If this is the case, a substantial portion of all colonoscopies performed annually will be to follow up positive computed tomographic colonography examinations.

Moreover, the majority of positive computed tomographic colonography examinations would be false positives.

Dr Chin Hur and colleagues from Massachusetts undertook a case-control study.

The researchers assessed whether colonoscopy examinations resulting from false positive studies would take longer to complete than negative screening colonoscopies.

Endoscopic records of a large, urban hospital were reviewed.

The team identified all patients who had either a positive barium enema study or flexible sigmoidoscopy and a negative follow-up colonoscopy.

False positive colonoscopies required 61% more active time to complete
Clinical Gastroenterology & Hepatology

The patients with a negative follow-up examination were used as surrogates for computed tomographic colonography false positive cases.

For each of the 28 false positive patients identified, 2 screening colonoscopies performed by the same endoscopist within the same time period were noted.

These were used as matched controls.

The research team performed a 2-way analysis of variance test to assess for differences in time to complete colonoscopies between these 2 groups.

The researchers found that false positive colonoscopies took an average of 24 minutes to complete.

Although negative screening colonoscopies took 15 minutes, false positive colonoscopies required 61% more active time to complete.

The team noted that this highly statistically significant difference persisted with subset analyses that only included barium enema.
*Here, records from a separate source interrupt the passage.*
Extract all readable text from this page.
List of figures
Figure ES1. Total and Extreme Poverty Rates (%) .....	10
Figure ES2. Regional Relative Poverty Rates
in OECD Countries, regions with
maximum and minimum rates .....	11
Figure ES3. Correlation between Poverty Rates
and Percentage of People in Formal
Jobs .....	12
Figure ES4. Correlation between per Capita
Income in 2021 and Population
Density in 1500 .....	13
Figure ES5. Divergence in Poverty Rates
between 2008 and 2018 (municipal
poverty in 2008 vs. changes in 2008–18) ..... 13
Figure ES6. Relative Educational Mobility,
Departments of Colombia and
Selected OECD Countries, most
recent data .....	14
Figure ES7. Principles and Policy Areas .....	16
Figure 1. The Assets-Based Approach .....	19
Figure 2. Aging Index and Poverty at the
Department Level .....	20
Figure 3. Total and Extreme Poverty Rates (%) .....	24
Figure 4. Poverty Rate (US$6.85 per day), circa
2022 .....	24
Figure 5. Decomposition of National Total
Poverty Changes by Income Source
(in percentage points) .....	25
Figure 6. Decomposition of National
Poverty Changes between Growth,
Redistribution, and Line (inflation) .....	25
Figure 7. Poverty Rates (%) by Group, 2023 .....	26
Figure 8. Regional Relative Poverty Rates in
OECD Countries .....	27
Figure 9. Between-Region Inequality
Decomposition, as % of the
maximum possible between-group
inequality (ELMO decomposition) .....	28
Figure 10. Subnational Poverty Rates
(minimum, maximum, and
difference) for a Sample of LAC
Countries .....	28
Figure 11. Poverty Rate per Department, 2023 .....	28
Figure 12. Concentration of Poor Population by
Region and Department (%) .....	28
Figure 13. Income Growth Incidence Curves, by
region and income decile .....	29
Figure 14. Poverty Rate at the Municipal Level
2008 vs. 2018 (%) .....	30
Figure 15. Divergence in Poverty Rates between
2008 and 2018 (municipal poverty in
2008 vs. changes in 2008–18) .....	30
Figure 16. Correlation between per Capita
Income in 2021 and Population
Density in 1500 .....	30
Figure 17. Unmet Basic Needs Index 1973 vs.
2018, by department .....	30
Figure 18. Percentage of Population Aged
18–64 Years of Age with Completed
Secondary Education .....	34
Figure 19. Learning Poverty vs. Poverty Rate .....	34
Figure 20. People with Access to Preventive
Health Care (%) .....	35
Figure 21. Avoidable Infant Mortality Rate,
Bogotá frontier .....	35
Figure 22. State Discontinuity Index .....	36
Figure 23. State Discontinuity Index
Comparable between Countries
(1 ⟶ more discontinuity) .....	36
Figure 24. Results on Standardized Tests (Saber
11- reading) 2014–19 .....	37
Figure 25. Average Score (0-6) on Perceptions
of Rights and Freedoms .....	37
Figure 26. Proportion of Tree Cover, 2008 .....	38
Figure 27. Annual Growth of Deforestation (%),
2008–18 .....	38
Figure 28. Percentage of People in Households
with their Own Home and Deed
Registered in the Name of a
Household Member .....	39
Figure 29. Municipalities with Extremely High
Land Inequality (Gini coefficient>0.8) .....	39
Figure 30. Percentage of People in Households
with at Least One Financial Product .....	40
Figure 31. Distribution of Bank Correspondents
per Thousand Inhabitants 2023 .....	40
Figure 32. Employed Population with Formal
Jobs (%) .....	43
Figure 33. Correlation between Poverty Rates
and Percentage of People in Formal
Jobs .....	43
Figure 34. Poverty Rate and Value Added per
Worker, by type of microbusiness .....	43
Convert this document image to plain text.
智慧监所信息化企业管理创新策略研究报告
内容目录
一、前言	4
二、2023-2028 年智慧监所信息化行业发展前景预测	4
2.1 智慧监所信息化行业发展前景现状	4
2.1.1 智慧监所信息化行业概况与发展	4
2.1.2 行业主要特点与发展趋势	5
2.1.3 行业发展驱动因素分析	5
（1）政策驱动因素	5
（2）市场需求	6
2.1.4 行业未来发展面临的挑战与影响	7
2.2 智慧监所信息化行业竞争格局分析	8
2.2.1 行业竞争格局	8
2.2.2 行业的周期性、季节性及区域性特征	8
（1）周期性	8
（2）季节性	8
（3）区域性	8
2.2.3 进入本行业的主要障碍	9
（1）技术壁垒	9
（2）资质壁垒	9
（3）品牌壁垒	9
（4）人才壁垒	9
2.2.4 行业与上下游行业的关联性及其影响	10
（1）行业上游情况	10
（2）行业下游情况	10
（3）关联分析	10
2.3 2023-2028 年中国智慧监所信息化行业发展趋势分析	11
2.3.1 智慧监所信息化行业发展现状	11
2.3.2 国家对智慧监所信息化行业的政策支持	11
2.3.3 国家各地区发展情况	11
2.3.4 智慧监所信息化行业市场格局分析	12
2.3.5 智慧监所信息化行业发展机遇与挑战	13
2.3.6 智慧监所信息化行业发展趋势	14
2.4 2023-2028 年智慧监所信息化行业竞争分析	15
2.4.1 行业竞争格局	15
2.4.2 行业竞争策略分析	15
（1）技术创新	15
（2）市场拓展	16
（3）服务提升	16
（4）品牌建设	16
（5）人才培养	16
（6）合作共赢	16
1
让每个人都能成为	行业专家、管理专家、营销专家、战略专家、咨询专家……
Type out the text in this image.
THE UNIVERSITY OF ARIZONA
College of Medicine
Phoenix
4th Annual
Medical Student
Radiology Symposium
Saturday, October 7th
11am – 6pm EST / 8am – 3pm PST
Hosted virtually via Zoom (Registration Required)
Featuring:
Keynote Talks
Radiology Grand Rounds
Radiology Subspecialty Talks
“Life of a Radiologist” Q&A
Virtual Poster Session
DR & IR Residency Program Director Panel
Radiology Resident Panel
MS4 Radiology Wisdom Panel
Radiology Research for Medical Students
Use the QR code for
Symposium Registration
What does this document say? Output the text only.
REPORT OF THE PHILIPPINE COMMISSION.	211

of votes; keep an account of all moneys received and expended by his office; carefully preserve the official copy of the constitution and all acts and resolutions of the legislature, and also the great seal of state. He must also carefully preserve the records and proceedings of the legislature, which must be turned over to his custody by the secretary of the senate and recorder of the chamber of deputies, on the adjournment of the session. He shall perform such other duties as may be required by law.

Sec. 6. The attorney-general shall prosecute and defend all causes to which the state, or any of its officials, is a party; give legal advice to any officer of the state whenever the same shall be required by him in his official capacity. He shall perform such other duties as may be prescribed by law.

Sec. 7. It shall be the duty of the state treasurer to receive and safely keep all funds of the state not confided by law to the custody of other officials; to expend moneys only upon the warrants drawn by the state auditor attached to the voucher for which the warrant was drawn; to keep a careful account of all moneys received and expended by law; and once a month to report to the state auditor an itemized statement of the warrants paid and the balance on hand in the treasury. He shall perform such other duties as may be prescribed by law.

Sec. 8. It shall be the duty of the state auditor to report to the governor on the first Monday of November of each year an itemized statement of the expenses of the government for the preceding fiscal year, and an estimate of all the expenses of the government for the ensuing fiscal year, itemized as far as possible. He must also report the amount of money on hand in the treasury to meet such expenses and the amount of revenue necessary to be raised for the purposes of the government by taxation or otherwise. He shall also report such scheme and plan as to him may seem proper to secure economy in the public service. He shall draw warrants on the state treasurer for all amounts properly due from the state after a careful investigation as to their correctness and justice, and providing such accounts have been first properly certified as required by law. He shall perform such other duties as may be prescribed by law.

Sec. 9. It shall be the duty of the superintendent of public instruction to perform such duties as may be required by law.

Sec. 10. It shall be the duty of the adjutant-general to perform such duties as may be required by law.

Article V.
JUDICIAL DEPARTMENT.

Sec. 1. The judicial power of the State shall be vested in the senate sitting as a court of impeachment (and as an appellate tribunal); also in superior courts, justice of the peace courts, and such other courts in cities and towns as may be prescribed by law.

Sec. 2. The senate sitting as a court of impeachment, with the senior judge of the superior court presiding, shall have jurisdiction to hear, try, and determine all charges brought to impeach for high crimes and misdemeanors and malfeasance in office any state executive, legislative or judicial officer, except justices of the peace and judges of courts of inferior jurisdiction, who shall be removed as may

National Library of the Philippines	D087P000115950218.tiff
The significant differences also persisited when the analysis only included flexible sigmoidoscopy cases, and when fellow or surgeon cases were excluded.

Dr Hur's team commented, “False positive colonoscopies take longer to perform than negative screening colonoscopies.”

“If computed tomographic colonography is implemented as the primary modality for colorectal cancer screening, these false positive examinations could comprise a substantial percentage of the colonoscopies performed.”

This could potentially leading to a significant decrease in endoscopic productivity.”